Des groupes d’origine turc s’étaient organisés et mobilisés contre le projet de loi et faisaient pression sur les autorités fédérales, et s’adressaient tout particulièrement à Cem Özdemir, co-président de l’Alliance 90 / Les Verts (Bündnis 90 / Die Grünen) et député de Bundestag, qui soutient le projet de loi. Il a été cible de menaces et d’insultes. Les protestations et campagnes étaient bien sûr soutenues par le gouvernement d’Erdoğan. 537 de ces associations avaient écrit aux députés.

Ce vote au Bundestag, qui s’accompagne d’une demande d’ouverture des archives, n’a pas fini de faire parler. Car, si, comme pour d’autres Etats européens avant l’Allemagne, ce vote de reconnaissance est venu au Parlement pour des raisons en partie de politique intérieure, le rôle de l’Allemagne durant le génocide des Arméniens n’est pas non plus de la plus grande clarté…
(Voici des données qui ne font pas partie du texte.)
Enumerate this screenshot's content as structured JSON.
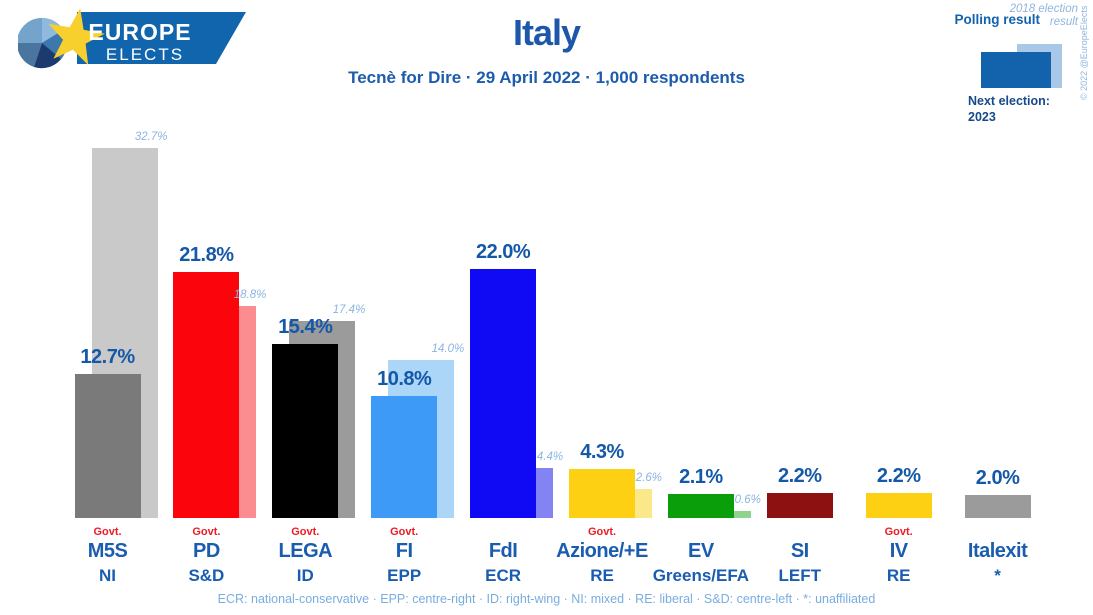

Le génocide des Arméniens a été reconnu par une vingtaine de pays, dont la France. Ce rôle de l’Allemagne dans le génocide – allié bien informé à l’époque – explique que celle-ci ait montré peu d’empressement jusqu’ici. Angela Merkel,  la chancelière, le vice-chancelier, président du Parti social-démocrate, le ministre des affaires étrangères allemand n’ont pas participé, le jeudi 2 juin, au vote, ce qui en dit long sur l’attitude du gouvernement fédéral.

Mais revenons sur l’exaspération du nouveau Premier Ministre, et sa sortie à la Jean Marie…

Il dit tout haut ce que le Président dit plus bas. Et il a été choisi pour ça par l’homme qui parle à l’oreille des Premiers Ministres désormais. Davutoğlu, son prédécesseur, avait lui, été plus empressé auprès de Dame Merkel, lorsqu’il avait négocié l’accord sur les réfugiés. Il était alors pourtant parfaitement informé déjà sur ce vote planifié au Bundestag.

Mais s’il fallait encore démontrer que les “ambitions européennes” de la Turquie ne sont que poudre aux yeux à l’intérieur, et prétexte à l’extérieur, voilà qui est encore fait, après d’ailleurs que L’Europe ait recalé pour un temps, la question de la “suppression des visas”, négociée en annexe du deal sur les réfugiés.

S’il fallait démontrer surtout que le refoulé génocidaire turc est plus que jamais instrumentalisé par le régime, c’est chose faite aussi. On le sait, Erdoğan a assemblé autour de sa personne, en tenant bon sur le “génocide”, des kémalistes jusqu’aux ultras nationalistes, sur fond d’idéologie populiste bigote et revancharde de l’AKP. Et le “détail” est tel, qu’il hante la politique turque, et verrouille toute avancée vers la prise en compte de la réalité de mosaïque culturelle et ethnique de la Turquie. Quelles que soient les “divergences” politiques entre les kémalistes et l’AKP, ils se rejoignent sur le nationalisme exclusif, qui s’est toujours nourri du refoulé génocidaire, transmis de générations en générations, par l’école de la Nation.

Lorsque le mouvement démocratique kurde, et sa branche combattante, propose le “confédéralisme” démocratique à la Turquie, le gros mot sonne comme celui du génocide. Et les méthodes employées par les forces de répression de l’Etat turc à leur encontre, s’inspirent aussi du refoulé.

Et celles et ceux qui veulent en sortir aujourd’hui, en but à la répression quotidienne, prendront cette déclaration du Premier Ministre tout neuf, comme un avertissement : “Voyez, sur le génocide avec l’Allemagne… même pas mal… Alors n’attendez rien vous non plus de cette Europe là…”

Finalement, pour marquer le coup, la Turquie a quand même rappelé son ambassadeur à Berlin.

Nous reviendrons dans d’autres billets sur l’importance capitale de cette période de l’histoire turque, et de l’ombre portée sur le présent par le détail.